L’Europe vieillit parce que l’espérance de vie a fortement augmenté au cours du dernier siècle et que d'autre part, la natalité, en baisse depuis 1964, provoque un rapport défavorable personnes âgées de plus de 65 ans/jeunes âgées de moins de 15 ans, en constante augmentation en faveur des premiers, ce qui statistiquement agit sur la démographie.

 

Par exemple, en France, en 2019, l’indicateur conjoncturel de fécondité (ICF) s’établit à 1,87 enfant par femme, après 1,88 en 2018. Après quatre années de baisse entre 2015 et 2018, l’ICF se stabilise donc. Il oscillait autour de 2,0 enfants par femme entre 2006 et 2014.  Le taux de fécondité des femmes de moins de 30 ans baisse depuis les années 2000 et cette diminution s’accélère depuis 2015. En 1999, 100 femmes âgées de 25 à 29 ans donnaient naissance à 13,0 enfants puis 12,2 en 2014 et elles n’en ont plus que 10,9 en 2019. (2)

 

En Afrique, le taux reste à un très haut niveau : 4,5 enfants par femme en 2017, soit le taux le plus élevé de tous les continents, il est plus de deux fois plus élevés qu’en France et en Europe. Avec des signes lents de décroissance, liés essentiellement à un accès à un meilleur niveau de vie.

 

Cette réalité n’est ni polémique ni partisane, ce sont des faits, qui à aucun moment ne sont abordés par nos politiques, qui préfèrent se cacher derrière leur petit doigt, essentiellement par lâcheté. À ce rythme, objectivement la population blanche d’Europe est amenée soit à disparaitre, soit à se dissoudre. Certains le souhaitent et en nient la perspective en favorisant le phénomène tout en fermant les yeux sur une immigration incontrôlée, d’autres pensent qu’ils pourraient, par des mesures radicales, endiguer ce phénomène.

 

En réalité, il est probablement trop tard.

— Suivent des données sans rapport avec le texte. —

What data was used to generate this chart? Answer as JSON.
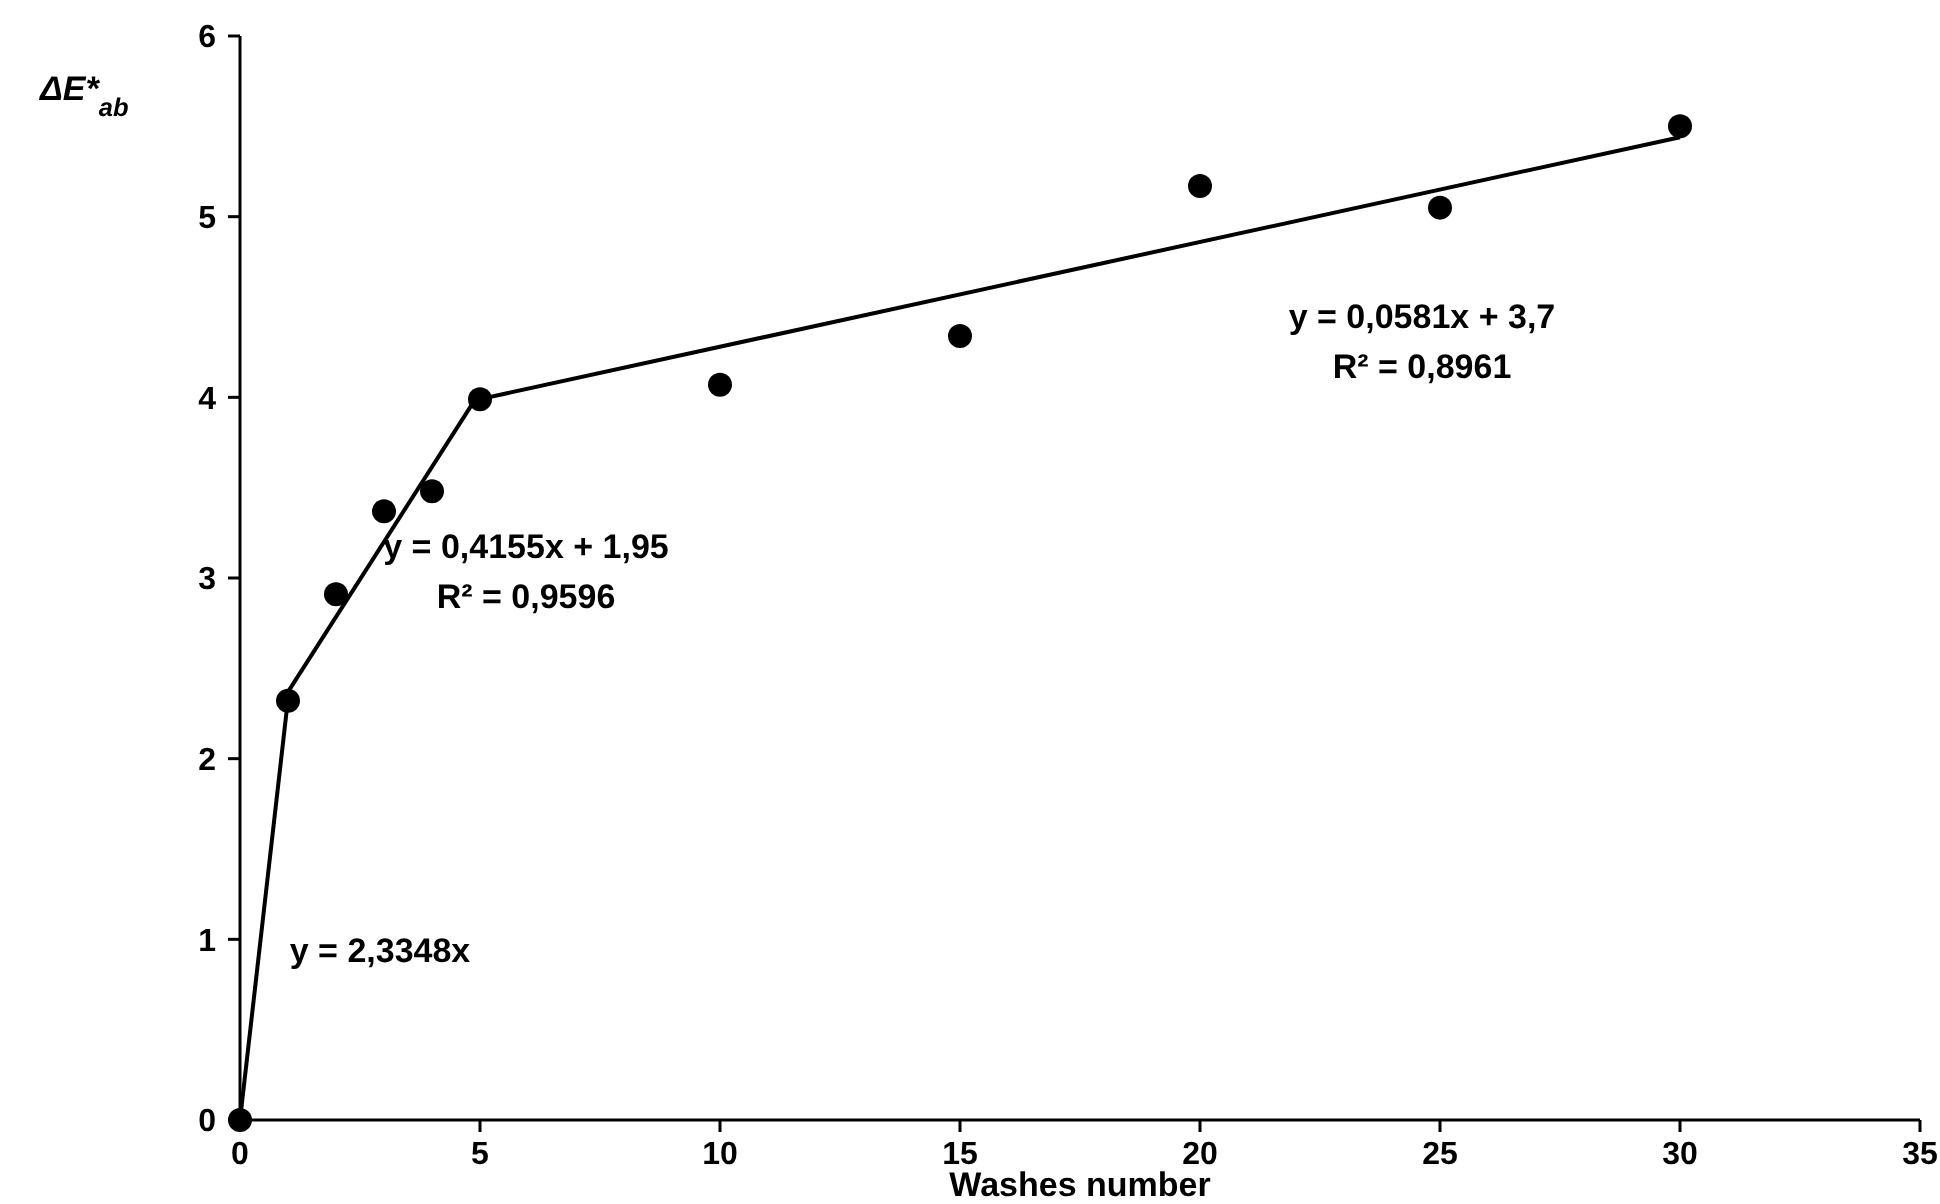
{
  "chart_data": {
    "type": "scatter",
    "xlabel": "Washes number",
    "ylabel": "ΔE*$_{ab}$",
    "x": [
      0,
      1,
      2,
      3,
      4,
      5,
      10,
      15,
      20,
      25,
      30
    ],
    "series": [
      {
        "color": "#000000",
        "marker": "circle",
        "values": [
          0,
          2.32,
          2.91,
          3.37,
          3.48,
          3.99,
          4.07,
          4.34,
          5.17,
          5.05,
          5.5
        ]
      },
      {
        "type": "line",
        "color": "#000000",
        "marker": "none",
        "x": [
          0,
          1
        ],
        "values": [
          0,
          2.33
        ]
      },
      {
        "type": "line",
        "color": "#000000",
        "marker": "none",
        "x": [
          1,
          5
        ],
        "values": [
          2.37,
          4.03
        ]
      },
      {
        "type": "line",
        "color": "#000000",
        "marker": "none",
        "x": [
          5,
          30
        ],
        "values": [
          3.99,
          5.44
        ]
      }
    ],
    "xlim": [
      0,
      35
    ],
    "xticks": [
      0,
      5,
      10,
      15,
      20,
      25,
      30,
      35
    ],
    "ylim": [
      0,
      6
    ],
    "yticks": [
      0,
      1,
      2,
      3,
      4,
      5,
      6
    ],
    "grid": false,
    "line_style": "solid",
    "annotations": [
      "y = 2,3348x",
      "y = 0,4155x + 1,95",
      "R² = 0,9596",
      "y = 0,0581x + 3,7",
      "R² = 0,8961"
    ]
  }
}
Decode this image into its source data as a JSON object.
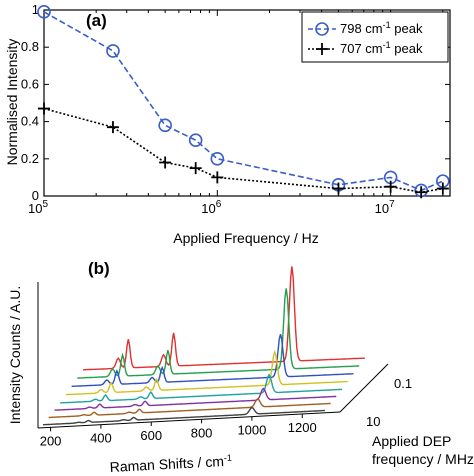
{
  "chart_data": [
    {
      "panel": "(a)",
      "type": "line",
      "xscale": "log",
      "xlim": [
        100000,
        22000000
      ],
      "ylim": [
        0,
        1
      ],
      "xlabel": "Applied Frequency / Hz",
      "ylabel": "Normalised Intensity",
      "yticks": [
        "0",
        "0.2",
        "0.4",
        "0.6",
        "0.8",
        "1"
      ],
      "xticks": [
        {
          "base": "10",
          "exp": "5",
          "value": 100000
        },
        {
          "base": "10",
          "exp": "6",
          "value": 1000000
        },
        {
          "base": "10",
          "exp": "7",
          "value": 10000000
        }
      ],
      "legend_position": "top-right",
      "series": [
        {
          "name_num": "798 cm",
          "name_exp": "-1",
          "name_tail": " peak",
          "color": "#3a5fc8",
          "marker": "circle",
          "linestyle": "dashed",
          "x": [
            100000,
            250000,
            500000,
            750000,
            1000000,
            5000000,
            10000000,
            15000000,
            20000000
          ],
          "y": [
            0.99,
            0.78,
            0.38,
            0.3,
            0.2,
            0.06,
            0.1,
            0.03,
            0.08
          ]
        },
        {
          "name_num": "707 cm",
          "name_exp": "-1",
          "name_tail": " peak",
          "color": "#000000",
          "marker": "plus",
          "linestyle": "dotted",
          "x": [
            100000,
            250000,
            500000,
            750000,
            1000000,
            5000000,
            10000000,
            15000000,
            20000000
          ],
          "y": [
            0.47,
            0.37,
            0.18,
            0.15,
            0.1,
            0.04,
            0.05,
            0.02,
            0.04
          ]
        }
      ]
    },
    {
      "panel": "(b)",
      "type": "line",
      "xlabel_main": "Raman Shifts / cm",
      "xlabel_exp": "-1",
      "ylabel": "Intensity Counts / A.U.",
      "zlabel_line1": "Applied DEP",
      "zlabel_line2": "frequency / MHz",
      "xlim": [
        150,
        1350
      ],
      "xticks": [
        "200",
        "400",
        "600",
        "800",
        "1000",
        "1200"
      ],
      "zticks": [
        "0.1",
        "10"
      ],
      "series": [
        {
          "color": "#e03030",
          "peaks": [
            [
              350,
              30
            ],
            [
              530,
              36
            ],
            [
              1000,
              115
            ]
          ],
          "baseline": 14
        },
        {
          "color": "#22a04a",
          "peaks": [
            [
              350,
              22
            ],
            [
              530,
              26
            ],
            [
              1000,
              98
            ]
          ],
          "baseline": 12
        },
        {
          "color": "#3050c0",
          "peaks": [
            [
              350,
              14
            ],
            [
              530,
              16
            ],
            [
              1000,
              52
            ]
          ],
          "baseline": 10
        },
        {
          "color": "#d4c020",
          "peaks": [
            [
              350,
              10
            ],
            [
              530,
              12
            ],
            [
              1000,
              40
            ]
          ],
          "baseline": 8
        },
        {
          "color": "#20a0a0",
          "peaks": [
            [
              350,
              6
            ],
            [
              530,
              7
            ],
            [
              1000,
              22
            ]
          ],
          "baseline": 6
        },
        {
          "color": "#8030a0",
          "peaks": [
            [
              350,
              4
            ],
            [
              530,
              5
            ],
            [
              1000,
              14
            ]
          ],
          "baseline": 5
        },
        {
          "color": "#a06020",
          "peaks": [
            [
              350,
              3
            ],
            [
              530,
              4
            ],
            [
              1000,
              10
            ]
          ],
          "baseline": 4
        },
        {
          "color": "#404040",
          "peaks": [
            [
              350,
              2
            ],
            [
              530,
              3
            ],
            [
              1000,
              8
            ]
          ],
          "baseline": 3
        }
      ]
    }
  ]
}
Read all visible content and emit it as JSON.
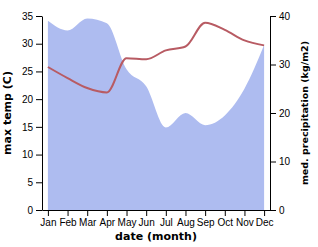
{
  "chart_data": {
    "type": "line",
    "x_label": "date (month)",
    "y_label": "max temp (C)",
    "y2_label": "med. precipitation (kg/m2)",
    "categories": [
      "Jan",
      "Feb",
      "Mar",
      "Apr",
      "May",
      "Jun",
      "Jul",
      "Aug",
      "Sep",
      "Oct",
      "Nov",
      "Dec"
    ],
    "series": [
      {
        "type": "area",
        "axis": "y2",
        "color": "#aebcf0",
        "values": [
          39,
          37,
          39.5,
          38.5,
          29,
          25.5,
          17,
          20,
          17.5,
          19.5,
          25,
          34
        ]
      },
      {
        "type": "line",
        "color": "#b85b63",
        "values": [
          25.8,
          23.8,
          22,
          21.2,
          27.4,
          27.2,
          28.8,
          29.5,
          33.8,
          32.5,
          30.6,
          29.7
        ]
      }
    ],
    "ylim": [
      0,
      35
    ],
    "yticks": [
      0,
      5,
      10,
      15,
      20,
      25,
      30,
      35
    ],
    "y2lim": [
      0,
      40
    ],
    "y2ticks": [
      0,
      10,
      20,
      30,
      40
    ]
  }
}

Alors, démographie et immigration est-ce un sujet ?

Entre ceux qui considèrent que pour contrecarrer le vieillissement de la population en Europe la solution est de faire venir une population plus jeune provenant essentiellement du Maghreb et d’Afrique, et ceux qui considèrent que la solution est de fermer toutes les frontières en tentant de vivre le plus possible en autarcie, une voie entre ces deux radicalités s’avère compliquée.

Or, on ne peut dissocier la pression migratoire du déséquilibre de la démographie entre les continents.

On le voit bien, pour contrecarrer l’augmentation exponentielle de la population, notamment en Afrique, continent qui interagit directement par son immigration avec l’Europe, la solution est celle de son développement. Les chiffres sont tenaces : plus le niveau de vie augmentera, plus ces sociétés se rapprocheront de celles de l’Occident et moins les femmes feront d’enfants afin qu’elles puissent leur donner plus de chance et les élever mieux.

En l’état, parce que l’Afrique, Maghreb y compris, donne vie à de plus d’enfants sans possibilité de leur donner un avenir. Ceux-ci ne peuvent voir en l’Europe qu’un eldorado fantasmé.

Or l'immigration, surtout celle que nous subissons, pose et posera de plus en plus des problèmes complexes d'intégration, d'assimilation, de compatibilité culturelle et religieuse qui s’étalent sur plusieurs générations.

 

Une population immigrée qui fait plus d’enfants

Les conséquences de cette immigration pèsent aussi sur cette nouvelle réalité démographique.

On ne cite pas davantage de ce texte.